Mixed reality has been used for the teaching and training of trainee medical practitioners for some time now. The Magic Mirror for Anatomy Learning from the Munich University Hospital has already achieved a certain claim to fame. Medical students stand in front of a mirror and suddenly see their inner organs and structures reflected back at them – in both lengthwise and cross-sectional views. Although the mirror only reflects a standard model of the inner human body and not of each individual, it still offers a fascinating insight.

It still remains common practice to work and practice surgery on deceased bodies that have been donated to science. However, virtual technologies are now offering new simulation-based training options. For example, the Ulm University Hospital has developed a three-dimensional heart for VR training. Trainee doctors can use virtual reality glasses to practice inserting an artificial mitral valve into the human heart. And they don’t even have to be at the same location.
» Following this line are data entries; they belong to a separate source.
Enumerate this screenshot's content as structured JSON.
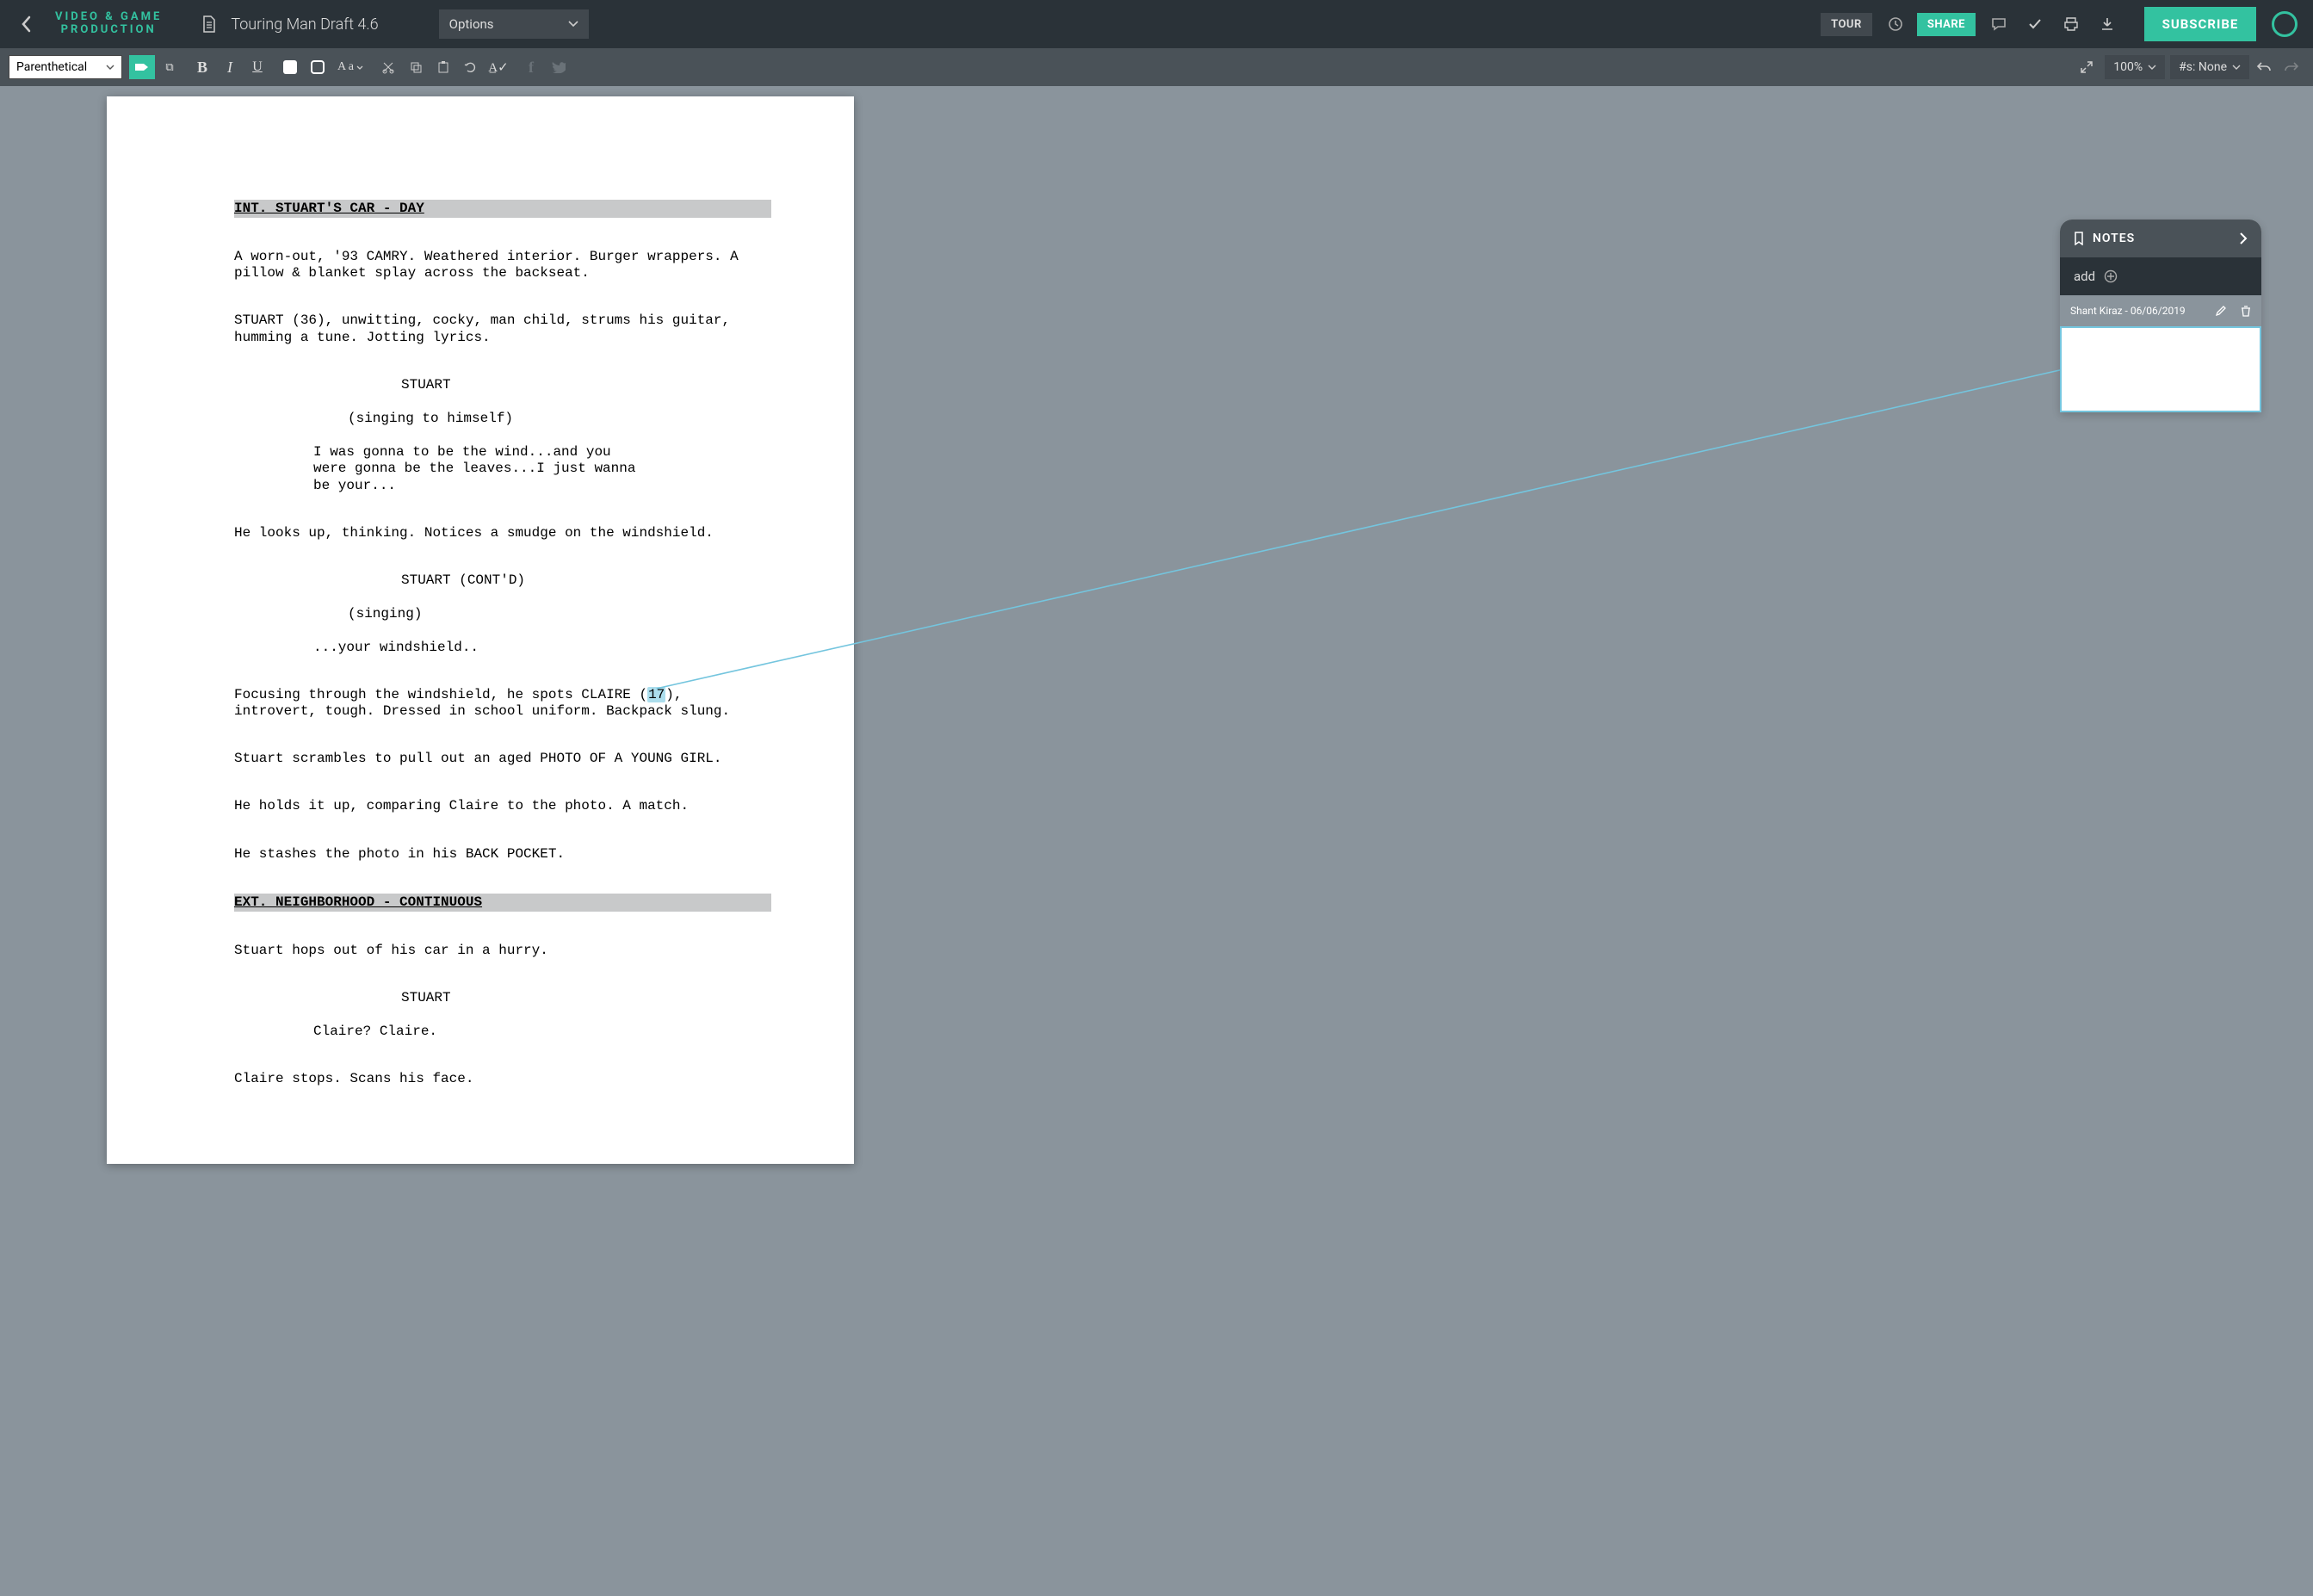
{
  "brand": {
    "line1": "VIDEO & GAME",
    "line2": "PRODUCTION"
  },
  "document": {
    "title": "Touring Man Draft 4.6"
  },
  "topbar": {
    "options": "Options",
    "tour": "TOUR",
    "share": "SHARE",
    "subscribe": "SUBSCRIBE"
  },
  "toolbar": {
    "element_type": "Parenthetical",
    "zoom": "100%",
    "scene_num": "#s: None",
    "case_label": "A a"
  },
  "script": {
    "scene1_heading": "INT. STUART'S CAR - DAY",
    "action1": "A worn-out, '93 CAMRY. Weathered interior. Burger wrappers. A pillow & blanket splay across the backseat.",
    "action2": "STUART (36), unwitting, cocky, man child, strums his guitar, humming a tune. Jotting lyrics.",
    "char1": "STUART",
    "paren1": "(singing to himself)",
    "dialog1": "I was gonna to be the wind...and you were gonna be the leaves...I just wanna be your...",
    "action3": "He looks up, thinking. Notices a smudge on the windshield.",
    "char2": "STUART (CONT'D)",
    "paren2": "(singing)",
    "dialog2": "...your windshield..",
    "action4a": "Focusing through the windshield, he spots CLAIRE (",
    "action4_hook": "17",
    "action4b": "), introvert, tough. Dressed in school uniform. Backpack slung.",
    "action5": "Stuart scrambles to pull out an aged PHOTO OF A YOUNG GIRL.",
    "action6": "He holds it up, comparing Claire to the photo. A match.",
    "action7": "He stashes the photo in his BACK POCKET.",
    "scene2_heading": "EXT. NEIGHBORHOOD - CONTINUOUS",
    "action8": "Stuart hops out of his car in a hurry.",
    "char3": "STUART",
    "dialog3": "Claire? Claire.",
    "action9": "Claire stops. Scans his face."
  },
  "notes": {
    "title": "NOTES",
    "add": "add",
    "note1_author": "Shant Kiraz - 06/06/2019"
  }
}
What sounds even more amazing is a test application project developed at Chemnitz University of Technology. Aspiring surgeons implant artificial hip replacements, in virtual reality – and are provided with haptic feedback at the same time. Wearing VR glasses, they operate in virtual surgery while using real medical instruments. Users stand in front of a manipulated milling machine which they operate to drill the necessary channel into the bone. They see through the glasses how the milling machine drills into the hip bone while moving the robotic arm.

The milling machine simulates the haptic responses of the patient’s body. It shakes and responds just like a drill would when drilling a hole into a wall. One of the most delicate and critical steps in this operation is “drilling the hole” where the artificial prosthetic hip is to be implanted later. Every single step of the operation can be achieved using this technology. This has enabled the scientists in Chemnitz overcome an obstacle that has always eluded mixed reality technology. They combine virtual reality with haptic feedback, an all important factor for doctors.

#5. Stroke rehabilitation with VR

Not only medical staff but also patients could be using VR more frequently. Numerous start-up companies are now using VR glasses to assist in the recovery of stroke patients suffering from hemiplegia. While the patient performs a specific, therapeutic exercise, virtual reality is used to simulate the movement of the paralysed arm.

This illusion tricks you into believing it is a healthy arm. In training, this arm moves towards the cup and it appears as if the paralysed arm is doing the same. It is as if the patient is moving both arms. This claims to assist in the recovery of the paralysed arm. Damaged areas of the brain would be stimulated into forming new connections.